Vem aí uma sequência de períodos repletos de grandes desafios para os pais: filhos dentro de casa, entediados, repetindo a todo momento “não tem nada para fazer!” E assim que você pensar ter chegado a hora de respirar um pouco, na contagem regressiva do volta às aulas, lá vem a maratona de adaptação a novos horários, rotina, professora nova.
Pensar em cada uma dessas etapas como momentos que fazem parte da maternidade e paternidade, acreditando que um dia você sentirá saudade, já ajuda a passar por elas de forma mais leve. Isso não é tudo o que você pode fazer, porém. Alguns pequenos ajustes na rotina dentro de casa vão fazer uma enorme diferença para que seu filho tenha o desenvolvimento saudável que merece e para que consiga construir ferramentas que levará para a vida toda. E a notícia que representa zero novidade é: seu maior desafio e o ajuste com resultado mais positivo e duradouro para seu filho será o equilíbrio no uso das telas.

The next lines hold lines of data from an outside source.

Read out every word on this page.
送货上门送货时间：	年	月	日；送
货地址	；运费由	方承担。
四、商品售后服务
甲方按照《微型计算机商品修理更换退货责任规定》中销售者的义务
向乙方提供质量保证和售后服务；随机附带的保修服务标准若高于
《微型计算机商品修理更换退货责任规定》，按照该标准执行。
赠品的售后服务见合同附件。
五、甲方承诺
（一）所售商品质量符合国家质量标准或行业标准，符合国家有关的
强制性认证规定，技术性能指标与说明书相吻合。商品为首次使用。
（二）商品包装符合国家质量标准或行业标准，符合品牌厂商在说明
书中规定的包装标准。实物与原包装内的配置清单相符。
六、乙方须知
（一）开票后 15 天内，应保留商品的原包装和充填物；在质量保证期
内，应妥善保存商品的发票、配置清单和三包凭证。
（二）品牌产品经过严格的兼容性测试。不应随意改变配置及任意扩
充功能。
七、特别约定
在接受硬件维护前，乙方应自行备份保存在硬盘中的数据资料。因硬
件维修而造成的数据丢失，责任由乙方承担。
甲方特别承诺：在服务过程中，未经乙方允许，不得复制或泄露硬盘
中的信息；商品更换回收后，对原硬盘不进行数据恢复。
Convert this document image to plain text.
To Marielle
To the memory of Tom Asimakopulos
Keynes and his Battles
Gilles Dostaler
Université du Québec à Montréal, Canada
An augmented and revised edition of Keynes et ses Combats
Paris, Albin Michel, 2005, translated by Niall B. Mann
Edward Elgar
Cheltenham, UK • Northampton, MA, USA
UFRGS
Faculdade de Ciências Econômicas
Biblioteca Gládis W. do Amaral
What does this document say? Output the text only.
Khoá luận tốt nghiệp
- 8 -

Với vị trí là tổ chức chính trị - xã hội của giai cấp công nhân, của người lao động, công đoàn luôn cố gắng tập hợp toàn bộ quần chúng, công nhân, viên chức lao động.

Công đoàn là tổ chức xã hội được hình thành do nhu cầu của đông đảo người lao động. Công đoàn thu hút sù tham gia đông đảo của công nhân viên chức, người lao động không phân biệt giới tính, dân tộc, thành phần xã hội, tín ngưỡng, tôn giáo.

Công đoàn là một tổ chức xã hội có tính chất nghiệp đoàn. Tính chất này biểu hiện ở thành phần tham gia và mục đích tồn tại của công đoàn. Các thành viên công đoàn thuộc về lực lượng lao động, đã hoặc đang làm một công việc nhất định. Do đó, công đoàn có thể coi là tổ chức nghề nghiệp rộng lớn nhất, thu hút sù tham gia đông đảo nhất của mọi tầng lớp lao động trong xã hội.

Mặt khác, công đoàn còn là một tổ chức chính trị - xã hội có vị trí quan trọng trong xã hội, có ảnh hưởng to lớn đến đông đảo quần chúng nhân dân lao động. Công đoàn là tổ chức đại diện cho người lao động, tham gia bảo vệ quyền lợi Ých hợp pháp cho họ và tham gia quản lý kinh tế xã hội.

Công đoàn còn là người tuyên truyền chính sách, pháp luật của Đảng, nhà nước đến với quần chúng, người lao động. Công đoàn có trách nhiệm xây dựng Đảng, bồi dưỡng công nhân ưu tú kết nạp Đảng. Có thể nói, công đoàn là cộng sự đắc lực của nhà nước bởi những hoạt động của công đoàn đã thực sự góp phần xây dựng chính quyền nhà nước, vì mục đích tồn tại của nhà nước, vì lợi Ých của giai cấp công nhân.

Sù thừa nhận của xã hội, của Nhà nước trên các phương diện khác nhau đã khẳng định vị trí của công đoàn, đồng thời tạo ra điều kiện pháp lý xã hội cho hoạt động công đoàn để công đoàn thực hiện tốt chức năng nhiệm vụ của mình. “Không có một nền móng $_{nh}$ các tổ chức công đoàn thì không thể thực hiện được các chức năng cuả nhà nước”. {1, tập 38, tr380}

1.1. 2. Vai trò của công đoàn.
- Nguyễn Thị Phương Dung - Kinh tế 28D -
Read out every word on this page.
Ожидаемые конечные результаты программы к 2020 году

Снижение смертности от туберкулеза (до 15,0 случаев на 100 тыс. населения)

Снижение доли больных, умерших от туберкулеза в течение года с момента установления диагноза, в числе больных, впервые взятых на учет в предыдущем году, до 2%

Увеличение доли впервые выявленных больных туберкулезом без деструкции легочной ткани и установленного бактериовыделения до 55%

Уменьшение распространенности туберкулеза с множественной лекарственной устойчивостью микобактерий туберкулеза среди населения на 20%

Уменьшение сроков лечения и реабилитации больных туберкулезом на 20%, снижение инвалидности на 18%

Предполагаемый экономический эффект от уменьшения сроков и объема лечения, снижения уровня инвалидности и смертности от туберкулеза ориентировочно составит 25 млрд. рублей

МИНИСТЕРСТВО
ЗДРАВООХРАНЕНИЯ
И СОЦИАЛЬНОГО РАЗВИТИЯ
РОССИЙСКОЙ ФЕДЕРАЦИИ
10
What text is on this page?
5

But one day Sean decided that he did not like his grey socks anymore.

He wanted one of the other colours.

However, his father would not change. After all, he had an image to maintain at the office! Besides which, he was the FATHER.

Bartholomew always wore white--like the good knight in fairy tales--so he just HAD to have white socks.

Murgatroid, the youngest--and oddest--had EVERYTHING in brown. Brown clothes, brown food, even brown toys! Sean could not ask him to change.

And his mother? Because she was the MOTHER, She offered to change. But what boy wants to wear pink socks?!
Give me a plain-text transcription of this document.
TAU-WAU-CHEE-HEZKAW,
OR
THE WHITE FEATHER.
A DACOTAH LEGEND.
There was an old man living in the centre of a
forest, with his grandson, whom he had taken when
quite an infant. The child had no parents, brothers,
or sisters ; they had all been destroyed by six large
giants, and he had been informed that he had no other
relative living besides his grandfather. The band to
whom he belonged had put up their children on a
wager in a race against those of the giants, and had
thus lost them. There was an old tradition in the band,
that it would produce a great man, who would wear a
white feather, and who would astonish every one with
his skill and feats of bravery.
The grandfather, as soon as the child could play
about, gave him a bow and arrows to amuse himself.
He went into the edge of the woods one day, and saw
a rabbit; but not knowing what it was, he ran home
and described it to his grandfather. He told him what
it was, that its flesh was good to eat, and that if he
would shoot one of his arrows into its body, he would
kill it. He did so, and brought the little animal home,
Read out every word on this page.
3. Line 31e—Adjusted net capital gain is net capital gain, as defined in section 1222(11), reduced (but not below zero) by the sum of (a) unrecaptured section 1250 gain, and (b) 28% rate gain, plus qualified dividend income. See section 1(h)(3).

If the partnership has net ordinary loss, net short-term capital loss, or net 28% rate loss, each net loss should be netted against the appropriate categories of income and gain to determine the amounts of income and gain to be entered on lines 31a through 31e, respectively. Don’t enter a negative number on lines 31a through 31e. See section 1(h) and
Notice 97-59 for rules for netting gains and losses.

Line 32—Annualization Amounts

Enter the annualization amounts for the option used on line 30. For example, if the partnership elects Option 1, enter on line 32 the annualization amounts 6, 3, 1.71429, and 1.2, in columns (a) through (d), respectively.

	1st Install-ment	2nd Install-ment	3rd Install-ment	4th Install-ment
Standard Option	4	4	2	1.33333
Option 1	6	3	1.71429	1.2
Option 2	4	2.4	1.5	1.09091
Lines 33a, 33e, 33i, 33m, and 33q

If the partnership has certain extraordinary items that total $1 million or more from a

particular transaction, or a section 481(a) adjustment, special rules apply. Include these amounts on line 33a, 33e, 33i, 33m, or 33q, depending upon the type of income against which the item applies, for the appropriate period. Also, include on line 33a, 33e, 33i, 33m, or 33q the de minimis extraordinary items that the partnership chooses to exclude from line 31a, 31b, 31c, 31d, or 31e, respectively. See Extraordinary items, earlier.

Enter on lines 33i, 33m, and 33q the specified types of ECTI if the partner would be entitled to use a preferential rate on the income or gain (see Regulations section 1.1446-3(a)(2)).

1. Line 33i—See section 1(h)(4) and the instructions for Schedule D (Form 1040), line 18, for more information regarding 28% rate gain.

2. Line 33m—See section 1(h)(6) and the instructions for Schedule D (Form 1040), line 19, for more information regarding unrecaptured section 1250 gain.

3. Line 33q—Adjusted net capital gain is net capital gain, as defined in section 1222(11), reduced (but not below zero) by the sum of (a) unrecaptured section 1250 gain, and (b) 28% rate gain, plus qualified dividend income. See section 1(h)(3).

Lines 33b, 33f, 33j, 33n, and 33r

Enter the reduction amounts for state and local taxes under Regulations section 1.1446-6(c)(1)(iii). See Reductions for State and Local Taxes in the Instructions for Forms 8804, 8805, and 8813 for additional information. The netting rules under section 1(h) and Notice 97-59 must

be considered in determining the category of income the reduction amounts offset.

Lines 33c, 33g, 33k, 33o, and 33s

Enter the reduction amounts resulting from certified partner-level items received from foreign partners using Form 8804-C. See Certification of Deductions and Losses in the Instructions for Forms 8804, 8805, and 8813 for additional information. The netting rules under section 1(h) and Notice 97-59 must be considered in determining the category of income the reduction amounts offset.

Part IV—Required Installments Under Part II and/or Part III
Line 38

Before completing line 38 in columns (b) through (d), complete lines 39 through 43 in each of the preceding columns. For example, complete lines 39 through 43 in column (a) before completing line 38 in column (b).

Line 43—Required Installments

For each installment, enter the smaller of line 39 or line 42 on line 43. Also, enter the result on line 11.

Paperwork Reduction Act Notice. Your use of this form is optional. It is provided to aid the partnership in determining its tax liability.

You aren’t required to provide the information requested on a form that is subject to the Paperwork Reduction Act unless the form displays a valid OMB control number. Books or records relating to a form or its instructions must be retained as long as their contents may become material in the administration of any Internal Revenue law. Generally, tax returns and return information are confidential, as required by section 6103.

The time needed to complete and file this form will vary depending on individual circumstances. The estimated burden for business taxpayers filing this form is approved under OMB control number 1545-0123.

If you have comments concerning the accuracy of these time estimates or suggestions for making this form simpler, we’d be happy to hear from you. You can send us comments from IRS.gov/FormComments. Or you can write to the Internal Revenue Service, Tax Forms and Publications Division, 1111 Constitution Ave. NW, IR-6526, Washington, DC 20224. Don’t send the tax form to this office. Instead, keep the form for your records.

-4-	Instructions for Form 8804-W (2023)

Seu filho vai precisar da sua consistência e determinação para enfrentar os desafios do mundo real. Não, ele não vai escolher se desconectar e nem fazer isso sem sua ajuda. Todas as maravilhas da tecnologia têm um poder imenso para absorver a atenção e, aos poucos, reduzir a pó a capacidade de foco, concentração, autorregulação e convivência social de nossas crianças. O antídoto está em uma rotina equilibrada, com atividades feitas no mundo concreto, longe da tecnologia. Colocar para si mesmo/a o desafio de garantir que seu filho não seja abduzido pela relação de vício que o mundo digital gera será sua melhor promessa de final de ano.

Descobrir os prazeres do olho no olho e da convivência com outras pessoas são aprendizados que dependem de nós, adultos responsáveis. O maior desafio para os pais, mães e avós é vencer a dor que sentem ao ver a reação negativa das crianças quando chega o momento de se desconectarem das telas. Primeiro, precisamos aceitar que nossos filhos vão enfrentar momentos de frustração até conseguirmos uma rotina equilibrada no uso da tecnologia. E isso vai ajudar para que se tornem mais seguros e preparados para os desafios da vida. Se você conseguir passar por esse desafio, seu filho consegue também.
O maior obstáculo é aceitar que vai ter frustração, vai ter choro, vai ter lamentação. E mesmo assim, precisamos manter a regra da hora de se desconectar. Você vai precisar manter a calma. Deixar que seu filho reclame e reconhecer os sentimentos que ele colocar. “É chato mesmo filho, eu entendo.” Se tiver choro, diga que você está junto com ele, que vai passar, mas que tudo bem chorar. Você só precisa de poucos momentos assim e seu filho vai descobrir os prazeres da conexão com pessoas do mundo real, com seus brinquedos e desafios. Um ano inteiro mais leve e repleto de paz será a colheita para toda a família.